Lyonnaise Sausage in Brioche
Main Dishes • French
Description
Lyonnaise Sausage in Brioche
Ingredients
- Wheat Flour 25 oz
- Semi-Smoked Sausage 1 piece
- Milk 10 fl oz
- Butter 5 oz
- Chocolate eggs 6 pieces
- Salt 0 oz
- Sugar 0 oz
- Dry yeast 0 oz
- Citrus Zest Mix 0 oz
- Chicken Broth 25 fl oz
Step-by-Step Guide
Step 1
Boil the pork sausage weighing 1 kg and measuring 30 cm in the broth for 40 minutes. Allow to cool completely.
Step 2
Prepare the brioche dough. Dissolve the yeast in warm milk, add a pinch of salt and sugar, and 3 tablespoons of flour.

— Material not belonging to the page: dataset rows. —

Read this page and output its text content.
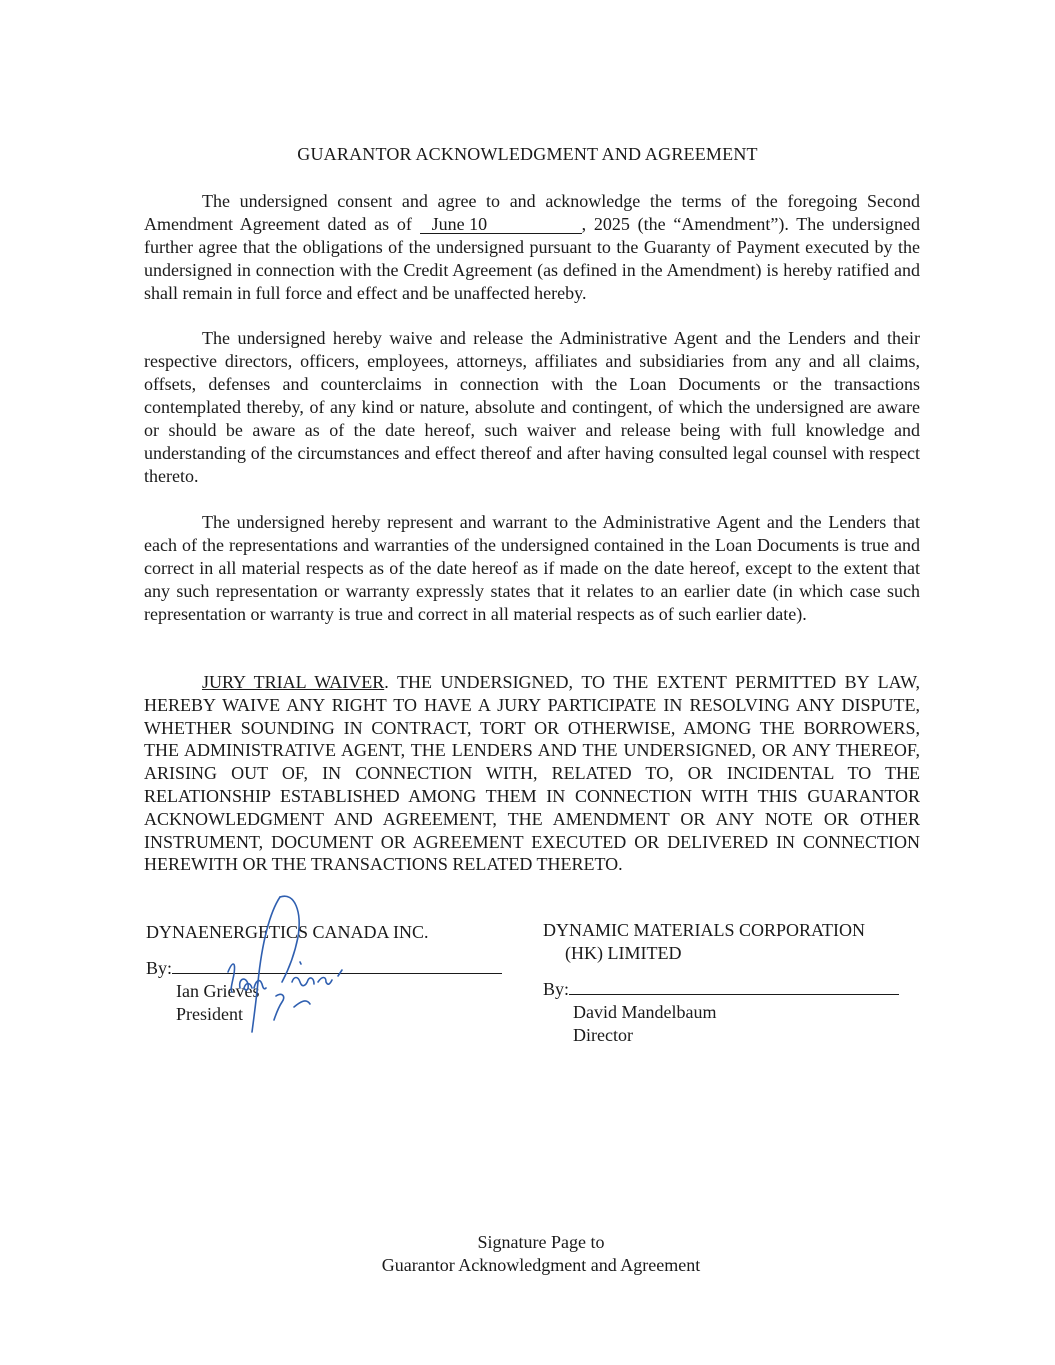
GUARANTOR ACKNOWLEDGMENT AND AGREEMENT

The undersigned consent and agree to and acknowledge the terms of the foregoing Second Amendment Agreement dated as of June 10	, 2025 (the “Amendment”). The undersigned further agree that the obligations of the undersigned pursuant to the Guaranty of Payment executed by the undersigned in connection with the Credit Agreement (as defined in the Amendment) is hereby ratified and shall remain in full force and effect and be unaffected hereby.

The undersigned hereby waive and release the Administrative Agent and the Lenders and their respective directors, officers, employees, attorneys, affiliates and subsidiaries from any and all claims, offsets, defenses and counterclaims in connection with the Loan Documents or the transactions contemplated thereby, of any kind or nature, absolute and contingent, of which the undersigned are aware or should be aware as of the date hereof, such waiver and release being with full knowledge and understanding of the circumstances and effect thereof and after having consulted legal counsel with respect thereto.

The undersigned hereby represent and warrant to the Administrative Agent and the Lenders that each of the representations and warranties of the undersigned contained in the Loan Documents is true and correct in all material respects as of the date hereof as if made on the date hereof, except to the extent that any such representation or warranty expressly states that it relates to an earlier date (in which case such representation or warranty is true and correct in all material respects as of such earlier date).

JURY TRIAL WAIVER. THE UNDERSIGNED, TO THE EXTENT PERMITTED BY LAW, HEREBY WAIVE ANY RIGHT TO HAVE A JURY PARTICIPATE IN RESOLVING ANY DISPUTE, WHETHER SOUNDING IN CONTRACT, TORT OR OTHERWISE, AMONG THE BORROWERS, THE ADMINISTRATIVE AGENT, THE LENDERS AND THE UNDERSIGNED, OR ANY THEREOF, ARISING OUT OF, IN CONNECTION WITH, RELATED TO, OR INCIDENTAL TO THE RELATIONSHIP ESTABLISHED AMONG THEM IN CONNECTION WITH THIS GUARANTOR ACKNOWLEDGMENT AND AGREEMENT, THE AMENDMENT OR ANY NOTE OR OTHER INSTRUMENT, DOCUMENT OR AGREEMENT EXECUTED OR DELIVERED IN CONNECTION HEREWITH OR THE TRANSACTIONS RELATED THERETO.

DYNAENERGETICS CANADA INC.
By:
Ian Grieves
President
DYNAMIC MATERIALS CORPORATION
(HK) LIMITED
By:
David Mandelbaum
Director
Signature Page to
Guarantor Acknowledgment and Agreement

Knead a liquid dough, sprinkle with flour, and place in a warm place for 20 minutes. Sift the flour, add the eggs, salt, sugar, the zest of one lemon grated finely, and the liquid dough. Knead the dough, cover with a cloth, and place in a warm place to rise.
Step 3
When the dough has risen, punch it down, roll it out 4-5 times, and fold it, then cover and place in the refrigerator.
Step 4
Dust the table with flour and roll out the dough into a rectangular sheet slightly longer than the sausage. Remove the casing from the sausage, lightly sprinkle with flour, and wrap it in the dough; tuck in the edges and seal tightly.
Step 5
Place the roll in a narrow long mold and let the dough rise. When the brioche fills the mold, brush the surface with egg and bake for 25-30 minutes in an oven preheated to 410°F. Remove from the mold. Serve hot.